Here's How A Grooved Board Can Upgrade Your Large-Cut Steak Sauces

Ask someone about their favorite steak sauce, and what you thought was a simple question might turn into a 2-hour seminar on the glory of A.1 sauce — or an equally impassioned take-down of the classic store-bought steak condiment. But there are a lot of delicious sauces to put on steak aside from store-bought options, including classics like red wine sauce and béarnaise sauce as well as compound butter that melts to create a sauce right on the plate.

Then there are those who say steak is best served plain, maybe with a sprinkle of salt and pepper to slightly enhance the meaty flavor. Chef Gordon Ramsay's method for making "perfect" steak calls for nothing but a New York Steak, salt, and pepper, and a baste of butter when the steak is done cooking.
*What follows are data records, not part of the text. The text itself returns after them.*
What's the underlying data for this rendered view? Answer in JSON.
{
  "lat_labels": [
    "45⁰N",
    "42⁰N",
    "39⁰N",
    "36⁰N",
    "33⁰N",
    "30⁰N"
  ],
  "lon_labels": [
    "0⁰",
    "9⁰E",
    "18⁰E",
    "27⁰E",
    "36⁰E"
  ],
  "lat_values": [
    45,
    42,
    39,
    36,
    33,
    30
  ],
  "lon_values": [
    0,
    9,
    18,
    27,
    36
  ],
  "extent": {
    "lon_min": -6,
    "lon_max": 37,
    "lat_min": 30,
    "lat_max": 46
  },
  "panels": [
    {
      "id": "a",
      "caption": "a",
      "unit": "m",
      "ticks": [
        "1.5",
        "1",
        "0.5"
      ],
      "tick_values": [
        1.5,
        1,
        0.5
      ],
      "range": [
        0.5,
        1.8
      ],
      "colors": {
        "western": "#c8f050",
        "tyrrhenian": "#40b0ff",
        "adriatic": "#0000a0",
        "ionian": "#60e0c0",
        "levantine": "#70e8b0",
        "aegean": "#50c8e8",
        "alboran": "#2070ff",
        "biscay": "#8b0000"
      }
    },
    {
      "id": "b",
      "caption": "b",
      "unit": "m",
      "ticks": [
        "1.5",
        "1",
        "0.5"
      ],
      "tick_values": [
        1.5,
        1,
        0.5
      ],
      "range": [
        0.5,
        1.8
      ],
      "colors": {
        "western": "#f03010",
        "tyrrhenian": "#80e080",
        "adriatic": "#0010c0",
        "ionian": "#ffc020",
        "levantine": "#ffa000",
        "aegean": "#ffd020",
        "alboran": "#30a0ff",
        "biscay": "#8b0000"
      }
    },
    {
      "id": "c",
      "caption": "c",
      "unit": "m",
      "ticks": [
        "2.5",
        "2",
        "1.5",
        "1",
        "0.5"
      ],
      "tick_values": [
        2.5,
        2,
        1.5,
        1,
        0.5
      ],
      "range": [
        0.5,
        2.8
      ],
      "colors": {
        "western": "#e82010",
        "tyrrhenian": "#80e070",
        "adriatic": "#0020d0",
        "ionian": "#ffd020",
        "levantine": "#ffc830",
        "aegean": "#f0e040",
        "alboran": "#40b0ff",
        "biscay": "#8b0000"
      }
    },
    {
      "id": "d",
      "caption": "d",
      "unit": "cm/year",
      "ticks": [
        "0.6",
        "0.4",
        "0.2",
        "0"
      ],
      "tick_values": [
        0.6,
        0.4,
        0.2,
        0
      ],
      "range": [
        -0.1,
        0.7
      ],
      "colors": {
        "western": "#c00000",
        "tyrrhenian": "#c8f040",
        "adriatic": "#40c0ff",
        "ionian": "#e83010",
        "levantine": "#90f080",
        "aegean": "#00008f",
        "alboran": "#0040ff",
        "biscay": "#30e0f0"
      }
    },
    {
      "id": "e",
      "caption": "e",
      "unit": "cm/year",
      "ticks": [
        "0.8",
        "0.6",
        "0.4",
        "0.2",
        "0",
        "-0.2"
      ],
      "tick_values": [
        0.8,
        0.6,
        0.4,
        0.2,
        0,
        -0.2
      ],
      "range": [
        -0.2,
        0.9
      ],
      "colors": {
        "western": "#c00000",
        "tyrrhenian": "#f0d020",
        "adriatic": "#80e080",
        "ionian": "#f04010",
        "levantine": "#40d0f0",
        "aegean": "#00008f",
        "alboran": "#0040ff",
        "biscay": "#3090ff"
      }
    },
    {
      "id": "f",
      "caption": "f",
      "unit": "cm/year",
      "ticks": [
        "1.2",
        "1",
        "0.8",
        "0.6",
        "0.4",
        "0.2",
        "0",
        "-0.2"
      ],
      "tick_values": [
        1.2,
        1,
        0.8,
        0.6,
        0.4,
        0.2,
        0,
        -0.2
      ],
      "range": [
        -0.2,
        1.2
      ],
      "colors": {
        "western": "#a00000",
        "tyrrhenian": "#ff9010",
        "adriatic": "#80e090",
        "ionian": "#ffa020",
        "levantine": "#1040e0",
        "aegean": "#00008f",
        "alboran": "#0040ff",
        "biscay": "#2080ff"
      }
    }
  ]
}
Why keep things so simple? Steak lovers in one Reddit thread explained that they keep things simple so that the flavor of the meat can shine through, and that they don't want to overwhelm the beef flavor with a complex sauce. But there's one method of making steak sauce that results in something that won't overpower the flavor of your meat, according to one expert. And you can make it right on your favorite grooved cutting board.

Make sauce on your cutting board

"Board sauce" is a type of steak sauce that's made right on your cutting board. It was popularized by chef Adam Perry Lang, but many home cooks have since put their own spins on the method. Amazing Ribs says the method is to chop some fresh herbs, put them on a cutting board, drizzle them with olive oil, and then plop a hot steak on top before it's rested. When you slice into the steak, its juices are released onto the cutting board, mixing with the herbs and oil to create a flavorful sauce that's actually filled with beefy flavor. The meat doesn't get drowned out by the herbs, claims Amazing Ribs. That's because the board sauce adds back the steak flavor that was held in the meat juices.

A grooved cutting board or carving board (you can make your own carving board pretty easily) will collect all of the juices that run off from the meat and sauce, so you can collect them and pour that back over the meat. The herb version of board sauce sounds similar to chimichurri, but there are tons of variations. One Reddit user shared their creamy horseradish board sauce, and another shared a thyme, mint, and tomato board sauce that was served with a roasted leg of lamb. Basically, when it comes to board sauces, the world is your oyster. That reminds us: Oyster sauce would be tasty in a board sauce recipe too, wouldn't it?